Rosie O'Donnell Siap Gantikan Jimmy Kimmel Selama Sepekan, Sinyal Perdamaian dengan Trump?
Baca dalam 60 detik
- Rosie O'Donnell akan menjadi pembawa tamu Jimmy Kimmel Live! mulai 17 Agustus, mengisi kekosongan saat Kimmel cuti dua bulan.
- Kimmel secara sarkastis menyebut O'Donnell sebagai favorit Trump, mengacu pada perseteruan panjang mereka sejak 2006.
- Langkah ini memicu spekulasi tentang dinamika politik di industri hiburan AS, termasuk dampaknya bagi penonton global.

Rosie O'Donnell, komedian berusia 64 tahun, akan mengisi kursi pembawa acara Jimmy Kimmel Live! selama sepekan mulai 17 Agustus. Keputusan ini diambil saat Jimmy Kimmel mengambil cuti dua bulan—kali ini secara sukarela, berbeda dengan September 2025 lalu ketika ABC menarik acaranya dari udara selama enam hari akibat komentar Kimmel tentang kematian Charlie Kirk.
Dalam montase yang ditayangkan pada episode 26 Juni, Kimmel mengumumkan jajaran pembawa tamu yang mencakup Tiffany Haddish, Colman Domingo, Ike Barinholtz, Anthony Anderson, Jelly Roll, dan O'Donnell. "Sebagai hadiah istimewa untuk panglima tertinggi kita, saya meminta salah satu favoritnya, Rosie O'Donnell, untuk hadir dan terus menghadirkan tawa," ujar Kimmel, disambut tawa dan tepuk tangan penonton. Ia menambahkan, "Sama-sama. Dan yang saya minta, Tuan Presiden, jangan lakukan hal bodoh saat saya pergi."

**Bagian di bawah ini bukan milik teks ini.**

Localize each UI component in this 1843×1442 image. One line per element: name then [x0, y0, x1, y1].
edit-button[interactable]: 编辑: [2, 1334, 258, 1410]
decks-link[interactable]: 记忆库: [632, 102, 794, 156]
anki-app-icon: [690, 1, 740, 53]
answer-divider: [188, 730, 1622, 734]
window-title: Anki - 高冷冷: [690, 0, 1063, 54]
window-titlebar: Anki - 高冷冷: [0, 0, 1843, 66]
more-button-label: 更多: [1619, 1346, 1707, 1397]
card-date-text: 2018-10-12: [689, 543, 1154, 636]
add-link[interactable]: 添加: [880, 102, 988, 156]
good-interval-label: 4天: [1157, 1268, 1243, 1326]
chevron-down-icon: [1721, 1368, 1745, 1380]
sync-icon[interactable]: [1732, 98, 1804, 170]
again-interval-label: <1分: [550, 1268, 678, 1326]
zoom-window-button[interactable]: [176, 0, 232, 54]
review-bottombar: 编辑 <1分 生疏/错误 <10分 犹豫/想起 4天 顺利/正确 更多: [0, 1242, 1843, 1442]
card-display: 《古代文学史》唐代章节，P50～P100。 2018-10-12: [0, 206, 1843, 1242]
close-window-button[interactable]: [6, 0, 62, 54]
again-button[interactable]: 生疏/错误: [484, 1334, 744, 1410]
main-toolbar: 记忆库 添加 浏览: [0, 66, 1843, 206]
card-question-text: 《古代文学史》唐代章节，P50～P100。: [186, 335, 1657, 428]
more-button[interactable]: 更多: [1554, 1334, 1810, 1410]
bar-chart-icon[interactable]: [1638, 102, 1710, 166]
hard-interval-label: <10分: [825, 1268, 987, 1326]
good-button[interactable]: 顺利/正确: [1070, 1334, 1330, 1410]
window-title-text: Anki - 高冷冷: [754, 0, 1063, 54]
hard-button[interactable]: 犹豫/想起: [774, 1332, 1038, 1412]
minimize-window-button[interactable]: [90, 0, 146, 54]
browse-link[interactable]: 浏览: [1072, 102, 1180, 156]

Kimmel merujuk pada perseteruan publik antara O'Donnell dan Presiden Donald Trump yang telah berlangsung sejak 2006. Semuanya bermula ketika Trump, yang saat itu memiliki kontes Miss USA, mengumumkan bahwa Miss USA Tara Conner boleh mempertahankan mahkotanya meski dituduh minum di bawah umur dan menggunakan kokain, dengan syarat menjalani rehabilitasi. O'Donnell mengkritik konferensi pers Trump sebagai aksi pencitraan dan secara bercanda membandingkannya dengan "penjual minyak ular di Little House on the Prairie" di acara The View.
Ketegangan memuncak pada Juli 2025 ketika Trump secara terbuka mengancam akan mencabut kewarganegaraan O'Donnell, meskipun secara konstitusional ia tidak memiliki wewenang untuk itu. O'Donnell, yang pernah menjadi panelis The View antara 2006–2007 dan kembali singkat pada 2014–2015, memutuskan pindah ke Irlandia pada Januari 2025 bersama anaknya, Clay (14), setelah pemilu AS 2024. Meski begitu, ia kembali ke AS pada 7 Juni untuk menghadiri Tony Awards di New York dan akan kembali bulan depan untuk pertunjukan Broadway solonya, Common Knowledge.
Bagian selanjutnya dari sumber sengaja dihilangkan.